PennyLane does not use finite differences to compute the gradient. Instead, it uses the parameter-shift rule.
The parameter-shift rule provides exact gradients, whereas numerical differentiation such as finite-difference provides only an approximation to the gradient.
Furthermore, the parameter-shift rule is simply written as a linear combination of quantum circuit evaluations, allowing it to be executed on near term hardware. We even have a degree of freedom in choosing where in the parameter space we perform these evaluations. Typically we maximise the distance between evaluations on near-term noisy quantum devices, as this allows us to compute expectation values further apart in parameter-space and to limit the effects of shot-noise.
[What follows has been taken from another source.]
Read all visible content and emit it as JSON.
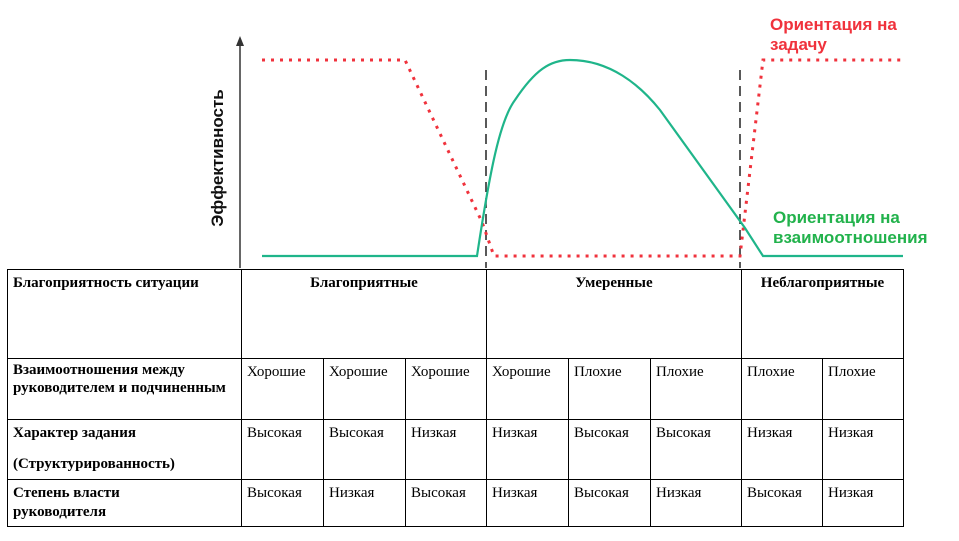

As an example, we can compute the parameter-shift gradient rule for a simple function such as f(x)=\sin(x), and compare this to finite-differences
Exact gradient: parameter-shift rule
We know that the gradient is given by f′(x)=\cos(x). By making use of the trig identity
\cos(x)=\frac{\sin(x+s)−\sin(x−s)}{2\sin(s)}
we can now write the gradient as
f′(x)=\frac{f(x+s)−f(x−s)}{2\sin(s)}
That is, the exact gradient of f(x) is given by evaluating the function at the points x+s and x−s, and computing a linear combination. This is exact for any value of s .
Compare this instead to finite-differences:
f′(x)\approx \frac{\sin(x+h)−\sin(x−h)}{h}+O(h^2)
This is an approximation that is only valid for h\ll 1 . Furthermore, numerical differentiation is prone to numerical instability, unlike the parameter-shift rule which is exact.
So as you can see from the example, the parameter-shift rule takes into account structural information about f(x) to allow the exact gradient of f(x) to be computed by simply taking additional function evaluations.
However, this requires f(x) to satisfy particular conditions, so is not universal!